NLP tools and joint modeling from CCA allowed the researchers to incorporate the relative receptor binding strengths of the drugs along with the set of semantic components extracted from testimonials to elucidate the spatial distribution of hallucinogenic compounds that modulate neuronal activity throughout the cortex during subjective “trips.”

This machine learning approach to the brain basis of psychedelics is an exciting first step for future work in this area that could potentially lead to further the development of machine learning systems that better predict which neurotransmitter receptor combinations need to be stimulated to induce a specific state of conscious experience in a given person.

This study was published in the journal Science Advances on March 16, 2022.

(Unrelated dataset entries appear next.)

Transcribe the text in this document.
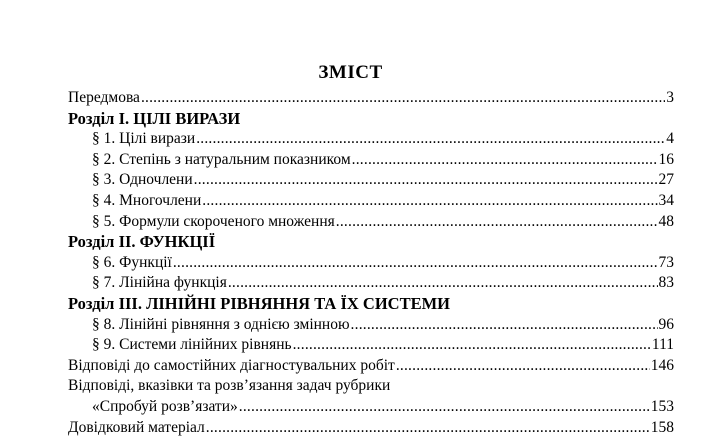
ЗМІСТ
Передмова .....	3
Розділ І. ЦІЛІ ВИРАЗИ
§ 1. Цілі вирази .....	4
§ 2. Степінь з натуральним показником .....	16
§ 3. Одночлени .....	27
§ 4. Многочлени .....	34
§ 5. Формули скороченого множення .....	48
Розділ ІІ. ФУНКЦІЇ
§ 6. Функції .....	73
§ 7. Лінійна функція .....	83
Розділ ІІІ. ЛІНІЙНІ РІВНЯННЯ ТА ЇХ СИСТЕМИ
§ 8. Лінійні рівняння з однією змінною .....	96
§ 9. Системи лінійних рівнянь .....	111
Відповіді до самостійних діагностувальних робіт .....	146
Відповіді, вказівки та розв’язання задач рубрики
«Спробуй розв’язати» .....	153
Довідковий матеріал .....	158
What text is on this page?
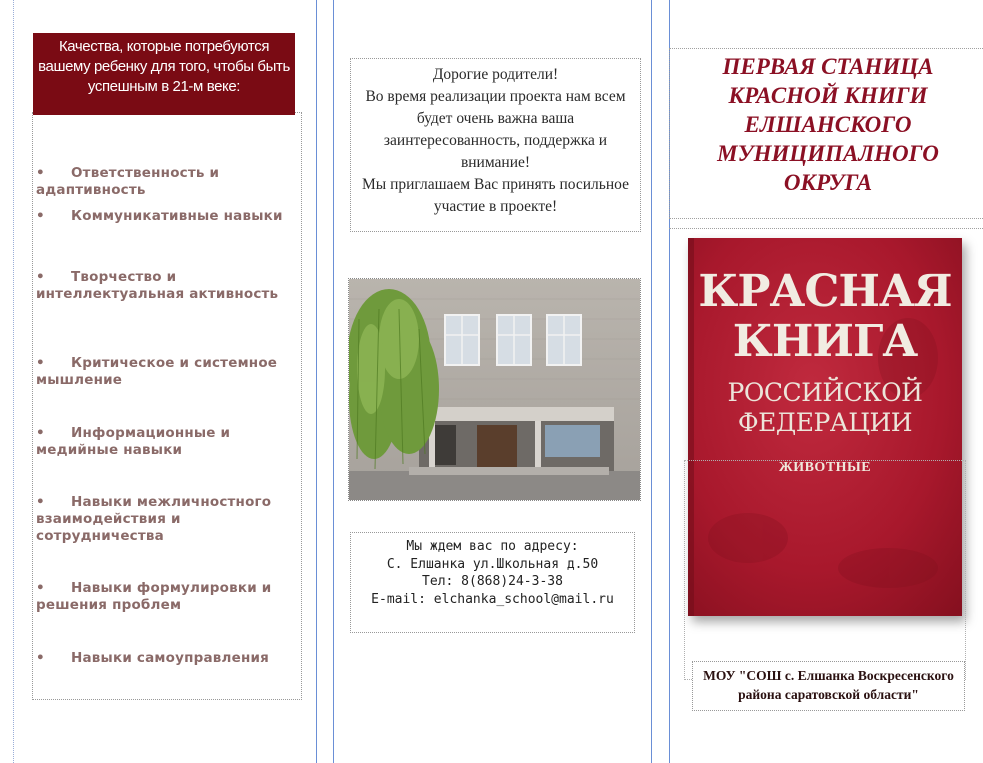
Качества, которые потребуются вашему ребенку для того, чтобы быть успешным в 21-м веке:
• Ответственность и адаптивность
• Коммуникативные навыки
• Творчество и интеллектуальная активность
• Критическое и системное мышление
• Информационные и медийные навыки
• Навыки межличностного взаимодействия и сотрудничества
• Навыки формулировки и решения проблем
• Навыки самоуправления
Дорогие родители!
Во время реализации проекта нам всем будет очень важна ваша заинтересованность, поддержка и внимание!
Мы приглашаем Вас принять посильное участие в проекте!
Мы ждем вас по адресу:
С. Елшанка ул.Школьная д.50
Тел: 8(868)24-3-38
E-mail: elchanka_school@mail.ru
ПЕРВАЯ СТАНИЦА КРАСНОЙ КНИГИ ЕЛШАНСКОГО МУНИЦИПАЛНОГО ОКРУГА
КРАСНАЯ
КНИГА
РОССИЙСКОЙ
ФЕДЕРАЦИИ
ЖИВОТНЫЕ
МОУ "СОШ с. Елшанка Воскресенского района саратовской области"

  1. R. Baeza-Yates, B. Ribeiro-Neto, Modern Information Retrieval (ACM Press, 1999), vol. 463.
  2. Baeza-Yates,R.,Ribeiro-Neto,B.& Others. Modern information retrieval.vol.463(ACMpressNewYork, 1999). 
  3. Landauer,T.K.LatentSemanticAnalysis.EncyclopediaofCognitiveScience(2006) doi:10.1002/0470018860.s00561. 
  4. Ray,T.S.Psychedelics and the human receptorome.PLoSOne5,e9019(2010).
  5. Rickli, A. et al. Receptor interaction profiles of novel N-2-methoxybenzyl(NBOMe) derivatives of 2,5-dimethoxy-substituted phenethylamines (2C drugs). Neuropharmacology 99, 546–553 (2015). 
  6. Smith, S.M. et al. A positive-negative mode of population covariation links brain connectivity, demographics and behavior. Nat. Neurosci. 18, 1565–1567 (2015). 
  7. Wang, H.-T .et al. Finding the needle in a high-dimensional haystack: Canonical correlation analysis for neuroscientists. Neuroimage 216, 116745 (2020).